Credit agency Moody’s has downgraded Boparan Holdings rating from B2 to B3, with a negative outlook, in light of its latest full year results

Parent company of 2 Sisiters Food Group

Boparan Holdings, the parent company of 2 Sisters Food Group, posted a total loss of £37.7m in 2016/17, compared with a loss of £1.4m the previous year.

The change was driven by lower profit margins reported in the financial figures covering the 12 months to the end of July as well as what Moody’s considers “limited prospects for material recovery” in the following period.

It suggests that this will lead to high leverage, thin margins and “weak to slightly negative cash flow generation”.

Refinancing risk

Boparan Holdings issued a £250m bond that expires in July 2019. Moody’s said there could be a refinancing risk if operational performance did not improve in the period before this note was due.

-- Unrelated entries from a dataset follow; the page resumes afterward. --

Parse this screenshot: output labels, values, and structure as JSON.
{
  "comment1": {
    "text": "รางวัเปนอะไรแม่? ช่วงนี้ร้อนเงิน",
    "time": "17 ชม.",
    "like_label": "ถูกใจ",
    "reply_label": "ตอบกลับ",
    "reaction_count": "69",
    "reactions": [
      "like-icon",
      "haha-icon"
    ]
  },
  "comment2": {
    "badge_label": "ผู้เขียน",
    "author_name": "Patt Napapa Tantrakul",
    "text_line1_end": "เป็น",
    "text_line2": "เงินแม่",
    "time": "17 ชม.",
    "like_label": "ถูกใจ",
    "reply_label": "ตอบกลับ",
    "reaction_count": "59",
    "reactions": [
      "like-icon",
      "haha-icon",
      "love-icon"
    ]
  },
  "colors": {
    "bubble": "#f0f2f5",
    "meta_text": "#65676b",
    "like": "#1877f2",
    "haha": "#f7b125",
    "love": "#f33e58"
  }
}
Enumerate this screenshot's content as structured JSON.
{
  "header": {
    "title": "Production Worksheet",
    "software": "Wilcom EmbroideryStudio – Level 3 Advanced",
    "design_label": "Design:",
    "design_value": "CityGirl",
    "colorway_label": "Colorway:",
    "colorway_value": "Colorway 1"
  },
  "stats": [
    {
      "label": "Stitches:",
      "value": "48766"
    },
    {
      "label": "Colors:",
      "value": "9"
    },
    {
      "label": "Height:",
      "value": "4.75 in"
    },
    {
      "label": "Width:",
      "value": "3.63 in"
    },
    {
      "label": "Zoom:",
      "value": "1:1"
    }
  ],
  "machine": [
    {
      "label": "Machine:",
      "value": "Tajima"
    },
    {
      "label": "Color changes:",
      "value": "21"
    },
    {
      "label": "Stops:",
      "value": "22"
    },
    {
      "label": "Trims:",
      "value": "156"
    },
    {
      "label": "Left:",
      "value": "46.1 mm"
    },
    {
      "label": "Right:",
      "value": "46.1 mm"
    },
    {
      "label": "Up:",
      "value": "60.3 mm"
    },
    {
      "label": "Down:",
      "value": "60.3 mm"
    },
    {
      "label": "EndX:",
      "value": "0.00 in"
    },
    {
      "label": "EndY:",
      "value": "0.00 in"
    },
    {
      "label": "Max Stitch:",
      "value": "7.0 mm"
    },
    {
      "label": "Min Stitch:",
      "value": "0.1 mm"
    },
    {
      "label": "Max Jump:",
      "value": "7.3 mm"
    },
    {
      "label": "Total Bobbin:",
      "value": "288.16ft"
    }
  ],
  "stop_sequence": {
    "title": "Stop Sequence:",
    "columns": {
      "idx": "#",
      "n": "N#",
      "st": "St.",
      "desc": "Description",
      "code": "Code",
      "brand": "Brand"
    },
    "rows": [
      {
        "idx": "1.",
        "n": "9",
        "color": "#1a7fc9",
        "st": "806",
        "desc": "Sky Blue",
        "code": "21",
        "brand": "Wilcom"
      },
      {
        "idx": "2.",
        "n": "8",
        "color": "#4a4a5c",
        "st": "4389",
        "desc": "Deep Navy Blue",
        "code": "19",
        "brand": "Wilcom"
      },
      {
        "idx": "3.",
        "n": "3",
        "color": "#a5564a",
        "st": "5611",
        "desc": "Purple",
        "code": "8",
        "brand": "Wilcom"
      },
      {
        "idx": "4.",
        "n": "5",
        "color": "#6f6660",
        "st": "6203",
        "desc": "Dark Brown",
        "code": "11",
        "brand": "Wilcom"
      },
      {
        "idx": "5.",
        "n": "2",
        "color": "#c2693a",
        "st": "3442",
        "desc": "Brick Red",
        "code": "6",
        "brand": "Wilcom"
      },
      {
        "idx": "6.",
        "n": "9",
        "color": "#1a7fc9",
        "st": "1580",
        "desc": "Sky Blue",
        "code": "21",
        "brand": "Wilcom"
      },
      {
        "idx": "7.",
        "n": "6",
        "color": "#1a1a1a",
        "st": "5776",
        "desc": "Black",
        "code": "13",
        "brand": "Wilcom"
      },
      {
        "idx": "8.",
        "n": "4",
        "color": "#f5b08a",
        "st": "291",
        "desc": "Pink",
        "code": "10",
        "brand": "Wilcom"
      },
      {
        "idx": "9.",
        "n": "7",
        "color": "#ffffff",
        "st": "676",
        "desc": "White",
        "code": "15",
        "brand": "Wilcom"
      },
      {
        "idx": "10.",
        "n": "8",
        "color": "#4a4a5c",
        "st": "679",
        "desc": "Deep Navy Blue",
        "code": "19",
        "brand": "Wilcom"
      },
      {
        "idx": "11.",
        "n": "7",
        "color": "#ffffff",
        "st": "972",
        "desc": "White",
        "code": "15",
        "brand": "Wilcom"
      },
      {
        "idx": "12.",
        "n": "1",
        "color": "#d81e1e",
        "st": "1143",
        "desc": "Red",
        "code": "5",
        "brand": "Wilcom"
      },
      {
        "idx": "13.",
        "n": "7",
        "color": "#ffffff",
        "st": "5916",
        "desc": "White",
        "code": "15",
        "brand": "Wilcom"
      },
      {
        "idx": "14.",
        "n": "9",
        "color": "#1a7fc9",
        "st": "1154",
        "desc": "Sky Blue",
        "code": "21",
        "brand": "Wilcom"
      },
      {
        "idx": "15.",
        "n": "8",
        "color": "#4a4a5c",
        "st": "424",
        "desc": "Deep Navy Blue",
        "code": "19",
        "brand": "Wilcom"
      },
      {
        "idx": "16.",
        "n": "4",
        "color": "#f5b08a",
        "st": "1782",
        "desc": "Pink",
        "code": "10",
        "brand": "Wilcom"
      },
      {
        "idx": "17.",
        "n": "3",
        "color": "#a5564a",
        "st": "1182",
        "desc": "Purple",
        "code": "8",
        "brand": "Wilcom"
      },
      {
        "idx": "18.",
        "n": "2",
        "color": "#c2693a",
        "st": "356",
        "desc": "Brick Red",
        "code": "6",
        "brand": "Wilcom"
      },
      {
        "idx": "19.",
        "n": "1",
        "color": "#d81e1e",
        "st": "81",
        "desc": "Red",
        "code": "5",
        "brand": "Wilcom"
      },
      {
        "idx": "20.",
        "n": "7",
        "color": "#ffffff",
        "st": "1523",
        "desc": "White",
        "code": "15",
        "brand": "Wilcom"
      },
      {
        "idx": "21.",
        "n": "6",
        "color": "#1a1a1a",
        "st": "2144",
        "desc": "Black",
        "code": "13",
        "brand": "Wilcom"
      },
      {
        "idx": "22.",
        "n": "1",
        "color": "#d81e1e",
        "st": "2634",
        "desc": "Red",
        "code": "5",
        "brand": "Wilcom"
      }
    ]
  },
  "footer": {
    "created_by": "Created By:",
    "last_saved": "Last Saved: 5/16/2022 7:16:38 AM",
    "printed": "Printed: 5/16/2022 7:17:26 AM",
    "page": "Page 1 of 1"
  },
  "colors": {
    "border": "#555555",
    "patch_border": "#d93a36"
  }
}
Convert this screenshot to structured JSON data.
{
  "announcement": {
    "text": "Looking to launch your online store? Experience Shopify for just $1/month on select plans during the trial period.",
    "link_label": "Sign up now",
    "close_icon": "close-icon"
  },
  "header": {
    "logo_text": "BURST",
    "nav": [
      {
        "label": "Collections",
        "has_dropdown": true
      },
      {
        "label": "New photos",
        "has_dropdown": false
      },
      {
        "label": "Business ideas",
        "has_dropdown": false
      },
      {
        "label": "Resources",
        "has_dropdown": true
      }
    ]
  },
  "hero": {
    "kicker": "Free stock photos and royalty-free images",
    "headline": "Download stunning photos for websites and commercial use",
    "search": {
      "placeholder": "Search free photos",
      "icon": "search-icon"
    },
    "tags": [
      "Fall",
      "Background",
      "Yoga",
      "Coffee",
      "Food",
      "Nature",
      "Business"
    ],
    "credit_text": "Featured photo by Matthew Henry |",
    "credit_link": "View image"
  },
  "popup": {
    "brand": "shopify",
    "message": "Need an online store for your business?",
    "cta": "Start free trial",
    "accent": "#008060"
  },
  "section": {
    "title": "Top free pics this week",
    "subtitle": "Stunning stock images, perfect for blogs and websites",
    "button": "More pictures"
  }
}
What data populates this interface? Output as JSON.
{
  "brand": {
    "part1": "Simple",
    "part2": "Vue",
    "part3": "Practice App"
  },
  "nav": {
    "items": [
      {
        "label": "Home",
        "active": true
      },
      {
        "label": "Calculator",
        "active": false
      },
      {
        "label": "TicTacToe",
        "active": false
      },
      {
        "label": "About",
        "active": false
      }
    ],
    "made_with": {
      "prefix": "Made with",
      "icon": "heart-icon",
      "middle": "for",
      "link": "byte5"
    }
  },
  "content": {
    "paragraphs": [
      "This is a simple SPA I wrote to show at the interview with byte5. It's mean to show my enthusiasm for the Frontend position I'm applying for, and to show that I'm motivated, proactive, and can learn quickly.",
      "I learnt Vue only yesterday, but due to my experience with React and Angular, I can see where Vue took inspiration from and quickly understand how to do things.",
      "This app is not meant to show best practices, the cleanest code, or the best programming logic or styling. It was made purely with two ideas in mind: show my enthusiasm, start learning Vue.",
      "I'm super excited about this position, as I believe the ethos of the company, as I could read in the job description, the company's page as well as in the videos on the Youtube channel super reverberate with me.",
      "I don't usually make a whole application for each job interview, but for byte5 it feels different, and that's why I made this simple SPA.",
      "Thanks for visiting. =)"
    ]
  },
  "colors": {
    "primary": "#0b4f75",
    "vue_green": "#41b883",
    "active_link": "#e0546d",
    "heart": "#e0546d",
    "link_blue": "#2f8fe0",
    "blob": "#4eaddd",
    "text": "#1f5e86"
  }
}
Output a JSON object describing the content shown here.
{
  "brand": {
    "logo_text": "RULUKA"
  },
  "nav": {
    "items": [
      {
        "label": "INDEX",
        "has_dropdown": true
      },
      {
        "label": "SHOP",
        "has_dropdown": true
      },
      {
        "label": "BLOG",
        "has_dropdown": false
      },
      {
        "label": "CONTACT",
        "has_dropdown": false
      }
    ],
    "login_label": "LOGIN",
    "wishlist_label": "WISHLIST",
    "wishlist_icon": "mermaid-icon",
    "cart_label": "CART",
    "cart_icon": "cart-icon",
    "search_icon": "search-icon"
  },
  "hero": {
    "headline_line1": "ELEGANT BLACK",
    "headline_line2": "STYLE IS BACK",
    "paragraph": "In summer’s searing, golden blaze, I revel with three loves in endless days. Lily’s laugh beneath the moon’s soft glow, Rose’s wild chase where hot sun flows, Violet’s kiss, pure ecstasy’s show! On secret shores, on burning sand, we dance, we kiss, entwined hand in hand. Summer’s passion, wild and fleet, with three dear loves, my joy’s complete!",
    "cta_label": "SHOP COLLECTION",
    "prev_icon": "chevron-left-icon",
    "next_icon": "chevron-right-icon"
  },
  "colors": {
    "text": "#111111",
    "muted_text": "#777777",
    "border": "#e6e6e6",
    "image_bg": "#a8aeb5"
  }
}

While Boparan said it was undertaking measures to improve both profitability and cash flow generation, high input costs – as well as a higher living wage and competitive pressure – would limit improvement, according to Moody’s.

Strengthening quality control places further pressure on margins

The report adds: “Additional measures to strengthen quality control following the recent hygiene failings allegations will also further pressure already thin margins.”

The agency concedes that it expects capital expenditure to reduce given that 2 major refurbishment projects have concluded at 2 Sisters’ Scunthorpe and Derby sites.

Brighter prospects for poultry division

It also considers the prospects for the poultry division brighter, explaining that 70% of poultry sales benefit from “contractual pass through arrangements” for inputs.

Moody’s analyst Eric Kang said: “The downgrade of Boparan’s ratings to B3 with a negative outlook is driven by the lower EBITDA in the last fiscal year 2016-17 as well as limited prospects of a material recovery in the next 12 months, which would result in a sustained high financial leverage, thin margins and weak to slightly negative free cash flow generation.

“There could also be refinancing risk with respect to the GBP250 million senior notes due in July 2019 if operating performance and credit metrics do not improve.”